East collides with West when Ping-de tries to enlist racing star Tyler (Andres Williams), who Zhi-hui is eager to interview, in her bid to get the memory stick out of China and save her sister. Tyler is being stuffed by his sponsors and owner, big bad Baz (Barry Stanton), who are ready to ditch him for a home-grown Chinese driver. Mixed-race Liv, played with subtle comic timing by Lourdes Faberes, combines the worst of both worlds, doing Baz’s dirty work, from smuggling out antique buddhas to betraying her lover Tyler.
Luscombe’s strength lies in his dialogue (when it’s not languishing in sub-Lao Tzu homilies), with some gorgeously arch banter and witty turns of phrase as the characters pursue their objectives.
In a lovely cat-and-mouse power play between Zhi-hui and Tyler, Benedict Wong excels, exuding world-weary gravitas with the most gravelly of voices. “Here is very liberal. Free to advertise cigarettes.” His shift into Mancunian to denote speech in native Chinese is perfect, never slipping for an instant and making it clear why some regard him as our foremost British Chinese actor.
The impressive Lucy Sheen who, like Wong has a couple of decades’-worth of experience behind her and the stage presence to go with it, takes on a whopper of a role as Ping-de. She keeps her controlled rage simmering nicely but is given little space to develop except to ratchet up the anger. The two of them express the ideas of the play but it is still the white guy who, as the protagonist, is the heart of the story.
Structurally this is linear and heavy on the longueurs. At two hours 25 minutes it could do with losing 20 minutes or so. Difficult I know when you are both writer and director but the scene towards the end, when brother fesses up to his sister, lasting 12 minutes or more, flows like wet cement and is truly a bum-acher.
In the end the Chinese characters are cyphers, mouthing political positions and keeping me out of the crudely drawn emotions despite some witty dialogue. Zhi-hui’s reversal is vastly undermotivated and it is a credit to Wong that he disguises this jarring lurch of his character arc so artfully.
Being a performance in the round, designer Tim Meacock keeps the set simple with a red-laquer-washed floor, Chinese desk and sofas, all overlooked by a giant hollow-bellied buddha. A couple of ironies which, given the context, I doubt were intentional, two examples of what is rotten in the west: Liv’s racing jacket emblazoned with the orange logo of the tax-evading Vodafone, and Tyler’s Guantanamo orange racing suit, serving as a subliminal reminder of the West’s own outrages. (Did Tim Luscombe deliberately use the name of the beautiful offspring of the Aerosmith lead singer and what’s the erstwhile Arwen done to deserve this?)
I was left with the feeling that, if Chinese life is cheap in China, as the play asserts, then it’s not much more valuable here in Britain.
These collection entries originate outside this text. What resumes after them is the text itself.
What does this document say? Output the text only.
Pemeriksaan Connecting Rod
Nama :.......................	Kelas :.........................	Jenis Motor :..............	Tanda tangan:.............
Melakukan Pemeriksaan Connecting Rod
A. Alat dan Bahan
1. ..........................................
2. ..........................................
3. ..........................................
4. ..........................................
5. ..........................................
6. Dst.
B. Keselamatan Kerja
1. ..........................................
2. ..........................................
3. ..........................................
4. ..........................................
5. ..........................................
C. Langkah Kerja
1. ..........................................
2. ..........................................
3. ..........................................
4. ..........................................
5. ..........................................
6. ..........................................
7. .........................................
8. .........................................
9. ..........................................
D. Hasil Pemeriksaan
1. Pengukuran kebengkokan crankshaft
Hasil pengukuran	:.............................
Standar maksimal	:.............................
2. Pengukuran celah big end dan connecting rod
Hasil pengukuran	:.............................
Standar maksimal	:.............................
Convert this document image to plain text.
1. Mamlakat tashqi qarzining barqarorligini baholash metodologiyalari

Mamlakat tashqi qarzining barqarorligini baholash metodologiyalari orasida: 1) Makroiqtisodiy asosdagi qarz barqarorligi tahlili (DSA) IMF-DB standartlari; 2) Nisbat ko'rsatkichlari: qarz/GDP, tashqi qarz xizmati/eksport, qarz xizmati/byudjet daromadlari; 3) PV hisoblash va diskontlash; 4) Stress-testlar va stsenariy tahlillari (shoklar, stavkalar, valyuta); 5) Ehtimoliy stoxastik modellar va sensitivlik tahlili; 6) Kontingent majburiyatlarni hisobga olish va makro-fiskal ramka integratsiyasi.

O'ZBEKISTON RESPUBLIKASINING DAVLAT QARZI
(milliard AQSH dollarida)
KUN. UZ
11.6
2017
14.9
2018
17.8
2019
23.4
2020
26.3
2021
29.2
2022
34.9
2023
The programme claims that a combined number of 60,000 Chinese and Japanese died in the 1930s, completely ignoring the rape of Nanking and the estimated 1.5 million who died in the Second World War.
The Chinese are still being portrayed as either malevolent dragon ladies and lads or lotus blossoms in need of our protection. Do the producers really care about the plight of the Chinese? Or just one: the projection of the West into the character of one ghostly off-stage presence, the activist sister?
Aargh! Arwen. Thanks, Nathaniel. I'll correct that.
I feel that I have to add a commnet Benedict Wong is fantastic, but so is Andres, Lourdes and Barry it is very much a team effort which one moght not glean from a review
Which of the Chinese characters here is portrayed as a "malevolent dragon lady or lad or lotus blossom in need of our protection"? I think you are just seeing the stereotyping because you expect to see it.
The play seems very liberal, but it sounds like Benedict Wong made the play have any redeeming value. The set design does sound pretty lazy with that Buddha. Almost as if a play set in modern London had a random parish steeple as the overlooking backdrop for no apparent reason.
Anyway, I mainly wrote the above so the following correction would not appear so nakedly nerdy: Liv Tyler played Arwen, not Galadriel.